Other conservatives warn of the impracticality of fully repealing Obamacare in the wake of the strong sign-up figures and -- crucially -- the seemingly sustainable (if not ideal) ratio of healthy to sick enrollees. It all but precludes the predictions that a "death spiral" of costly enrollees and rising premiums would collapse the law under its own weight.
Despite the caveats, "it's clear now that one scenario with a lot of purchase among conservative opponents of Obamacare -- that the law would 'implode,' 'collapse' or 'unravel' -- is highly unlikely," Ramesh Ponnuru, a senior editor for the conservative National Review, wrote Tuesday in a column for Bloomberg View.
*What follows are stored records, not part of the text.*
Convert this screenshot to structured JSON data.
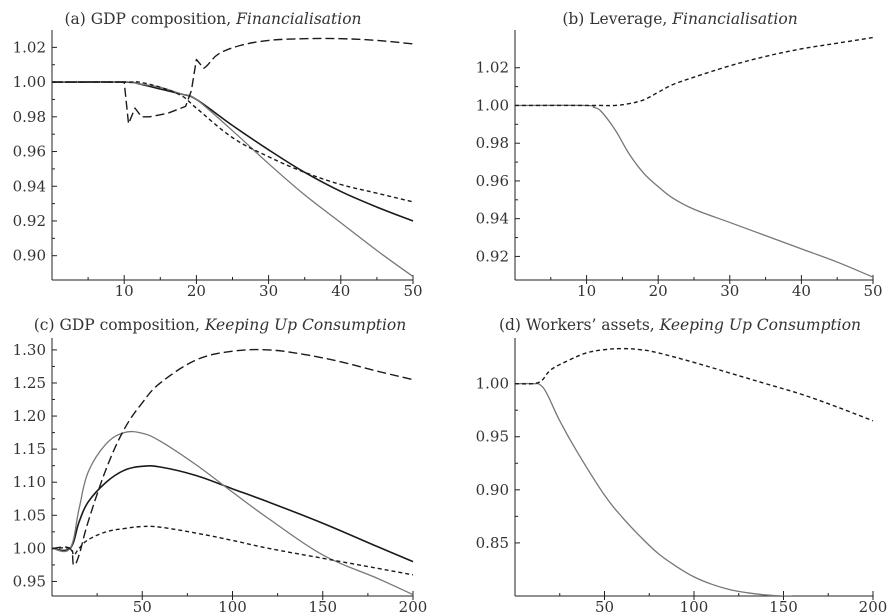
{
  "chart_data": [
    {
      "id": "a",
      "type": "line",
      "title_prefix": "(a) GDP composition, ",
      "title_emphasis": "Financialisation",
      "xlabel": "",
      "ylabel": "",
      "xlim": [
        0,
        50
      ],
      "ylim": [
        0.886,
        1.03
      ],
      "x_ticks": [
        10,
        20,
        30,
        40,
        50
      ],
      "x_tick_labels": [
        "10",
        "20",
        "30",
        "40",
        "50"
      ],
      "y_ticks": [
        0.9,
        0.92,
        0.94,
        0.96,
        0.98,
        1.0,
        1.02
      ],
      "y_tick_labels": [
        "0.90",
        "0.92",
        "0.94",
        "0.96",
        "0.98",
        "1.00",
        "1.02"
      ],
      "grid": false,
      "series": [
        {
          "style": "solid-black",
          "x": [
            0,
            10,
            12,
            15,
            18,
            20,
            25,
            30,
            35,
            40,
            45,
            50
          ],
          "y": [
            1.0,
            1.0,
            0.999,
            0.996,
            0.993,
            0.99,
            0.975,
            0.961,
            0.948,
            0.937,
            0.928,
            0.92
          ]
        },
        {
          "style": "solid-gray",
          "x": [
            0,
            10,
            12,
            15,
            18,
            20,
            25,
            30,
            35,
            40,
            45,
            50
          ],
          "y": [
            1.0,
            1.0,
            0.999,
            0.997,
            0.993,
            0.99,
            0.972,
            0.953,
            0.935,
            0.919,
            0.903,
            0.888
          ]
        },
        {
          "style": "dashed",
          "x": [
            0,
            10,
            10.6,
            11.5,
            12.4,
            13.5,
            16,
            18.5,
            19.3,
            20,
            21,
            23,
            26,
            30,
            35,
            40,
            45,
            50
          ],
          "y": [
            1.0,
            1.0,
            0.976,
            0.985,
            0.98,
            0.98,
            0.982,
            0.986,
            0.995,
            1.013,
            1.008,
            1.016,
            1.021,
            1.024,
            1.025,
            1.025,
            1.024,
            1.022
          ]
        },
        {
          "style": "dotted",
          "x": [
            0,
            10,
            12,
            15,
            18,
            20,
            25,
            30,
            35,
            40,
            45,
            50
          ],
          "y": [
            1.0,
            1.0,
            1.0,
            0.997,
            0.992,
            0.985,
            0.968,
            0.957,
            0.948,
            0.941,
            0.936,
            0.931
          ]
        }
      ]
    },
    {
      "id": "b",
      "type": "line",
      "title_prefix": "(b) Leverage, ",
      "title_emphasis": "Financialisation",
      "xlabel": "",
      "ylabel": "",
      "xlim": [
        0,
        50
      ],
      "ylim": [
        0.9075,
        1.04
      ],
      "x_ticks": [
        10,
        20,
        30,
        40,
        50
      ],
      "x_tick_labels": [
        "10",
        "20",
        "30",
        "40",
        "50"
      ],
      "y_ticks": [
        0.92,
        0.94,
        0.96,
        0.98,
        1.0,
        1.02
      ],
      "y_tick_labels": [
        "0.92",
        "0.94",
        "0.96",
        "0.98",
        "1.00",
        "1.02"
      ],
      "grid": false,
      "series": [
        {
          "style": "solid-gray",
          "x": [
            0,
            10,
            11,
            12,
            14,
            16,
            18,
            20,
            22,
            25,
            30,
            35,
            40,
            45,
            50
          ],
          "y": [
            1.0,
            1.0,
            0.999,
            0.997,
            0.987,
            0.974,
            0.964,
            0.957,
            0.951,
            0.945,
            0.938,
            0.931,
            0.924,
            0.917,
            0.909
          ]
        },
        {
          "style": "dotted",
          "x": [
            0,
            10,
            12,
            14,
            16,
            18,
            20,
            22,
            25,
            30,
            35,
            40,
            45,
            50
          ],
          "y": [
            1.0,
            1.0,
            1.0,
            1.0,
            1.001,
            1.003,
            1.007,
            1.011,
            1.015,
            1.021,
            1.026,
            1.03,
            1.033,
            1.036
          ]
        }
      ]
    },
    {
      "id": "c",
      "type": "line",
      "title_prefix": "(c) GDP composition, ",
      "title_emphasis": "Keeping Up Consumption",
      "xlabel": "",
      "ylabel": "",
      "xlim": [
        0,
        200
      ],
      "ylim": [
        0.928,
        1.318
      ],
      "x_ticks": [
        50,
        100,
        150,
        200
      ],
      "x_tick_labels": [
        "50",
        "100",
        "150",
        "200"
      ],
      "y_ticks": [
        0.95,
        1.0,
        1.05,
        1.1,
        1.15,
        1.2,
        1.25,
        1.3
      ],
      "y_tick_labels": [
        "0.95",
        "1.00",
        "1.05",
        "1.10",
        "1.15",
        "1.20",
        "1.25",
        "1.30"
      ],
      "grid": false,
      "series": [
        {
          "style": "solid-black",
          "x": [
            0,
            10,
            15,
            20,
            30,
            40,
            50,
            60,
            80,
            100,
            120,
            150,
            180,
            200
          ],
          "y": [
            1.0,
            1.0,
            1.04,
            1.07,
            1.1,
            1.118,
            1.124,
            1.123,
            1.11,
            1.09,
            1.07,
            1.038,
            1.003,
            0.98
          ]
        },
        {
          "style": "solid-gray",
          "x": [
            0,
            10,
            15,
            20,
            30,
            40,
            50,
            60,
            80,
            100,
            120,
            150,
            180,
            200
          ],
          "y": [
            1.0,
            1.0,
            1.06,
            1.115,
            1.158,
            1.175,
            1.174,
            1.162,
            1.126,
            1.085,
            1.045,
            0.99,
            0.955,
            0.93
          ]
        },
        {
          "style": "dashed",
          "x": [
            0,
            10,
            12,
            15,
            20,
            30,
            40,
            50,
            60,
            80,
            100,
            120,
            140,
            160,
            180,
            200
          ],
          "y": [
            1.0,
            1.0,
            0.975,
            0.99,
            1.04,
            1.12,
            1.18,
            1.22,
            1.25,
            1.285,
            1.298,
            1.3,
            1.293,
            1.282,
            1.268,
            1.255
          ]
        },
        {
          "style": "dotted",
          "x": [
            0,
            10,
            12,
            15,
            20,
            30,
            40,
            50,
            60,
            80,
            100,
            120,
            150,
            180,
            200
          ],
          "y": [
            1.0,
            1.0,
            0.99,
            1.0,
            1.013,
            1.025,
            1.03,
            1.033,
            1.032,
            1.023,
            1.012,
            1.0,
            0.985,
            0.97,
            0.96
          ]
        }
      ]
    },
    {
      "id": "d",
      "type": "line",
      "title_prefix": "(d) Workers’ assets, ",
      "title_emphasis": "Keeping Up Consumption",
      "xlabel": "",
      "ylabel": "",
      "xlim": [
        0,
        200
      ],
      "ylim": [
        0.8,
        1.043
      ],
      "x_ticks": [
        50,
        100,
        150,
        200
      ],
      "x_tick_labels": [
        "50",
        "100",
        "150",
        "200"
      ],
      "y_ticks": [
        0.85,
        0.9,
        0.95,
        1.0
      ],
      "y_tick_labels": [
        "0.85",
        "0.90",
        "0.95",
        "1.00"
      ],
      "grid": false,
      "series": [
        {
          "style": "solid-gray",
          "x": [
            0,
            10,
            14,
            18,
            25,
            35,
            50,
            60,
            70,
            80,
            90,
            100,
            110,
            120,
            130,
            140,
            150,
            155
          ],
          "y": [
            1.0,
            1.0,
            0.999,
            0.99,
            0.965,
            0.935,
            0.895,
            0.874,
            0.856,
            0.84,
            0.828,
            0.818,
            0.811,
            0.806,
            0.803,
            0.801,
            0.8,
            0.8
          ]
        },
        {
          "style": "dotted",
          "x": [
            0,
            10,
            15,
            20,
            30,
            40,
            50,
            60,
            70,
            80,
            100,
            120,
            140,
            160,
            180,
            200
          ],
          "y": [
            1.0,
            1.0,
            1.003,
            1.013,
            1.022,
            1.029,
            1.032,
            1.033,
            1.032,
            1.029,
            1.02,
            1.01,
            1.0,
            0.99,
            0.978,
            0.965
          ]
        }
      ]
    }
  ]
}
Ponnuru gently chided Republicans for putting so much stock into their repeal push without coalescing around an alternative health care plan that protects peoples' coverage. "The likelihood of replacement would be higher if there was an alternative that didn't take away people's insurance -- one that promised to cover roughly as many people as Obamacare does, or even more," Ponnuru wrote. "Opponents of Obamacare should always have been thinking along these lines. Now they have less and less choice."
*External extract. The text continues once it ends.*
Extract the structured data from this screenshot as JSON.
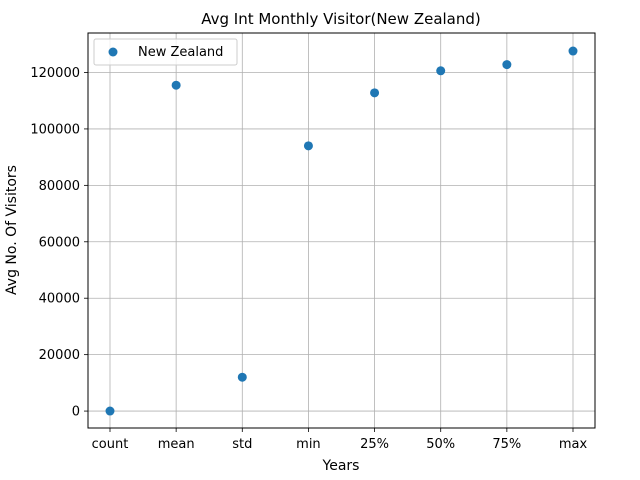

Republican leaders aren't fazed. Senate Minority Leader Mitch McConnell (R-KY) referred to Obamacare as a "catastrophe" on Tuesday. Speaker John Boehner (R-OH) vowed that "House Republicans will continue to work to repeal this law." House Budget Chair Paul Ryan (R-WI) allowed that the sign-ups were a "pyrrhic victory" but said the law was still a "fiasco."
Luckily for them, Democratic lawmakers and candidates in conservative states remain spooked by Obamacare's unpopularity with their constituents, and are treading lightly on the positive sign-up news. But they're sticking by Obamacare -- albeit reluctantly, and under the banner of fixing its problems -- which means repeal isn't going anywhere fast.
If and when Republicans do get a bite at that apple, conservatives worry it'll be too late, lest they move the goal posts and decide that taking away peoples' coverage is acceptable. Senior Republicans are downplaying the 7 million sign-ups by continuing to highlight the disruptions and cancellations caused by Obamacare. But eventually they'll have to contend with the political dilemma -- and the ground shifting beneath them.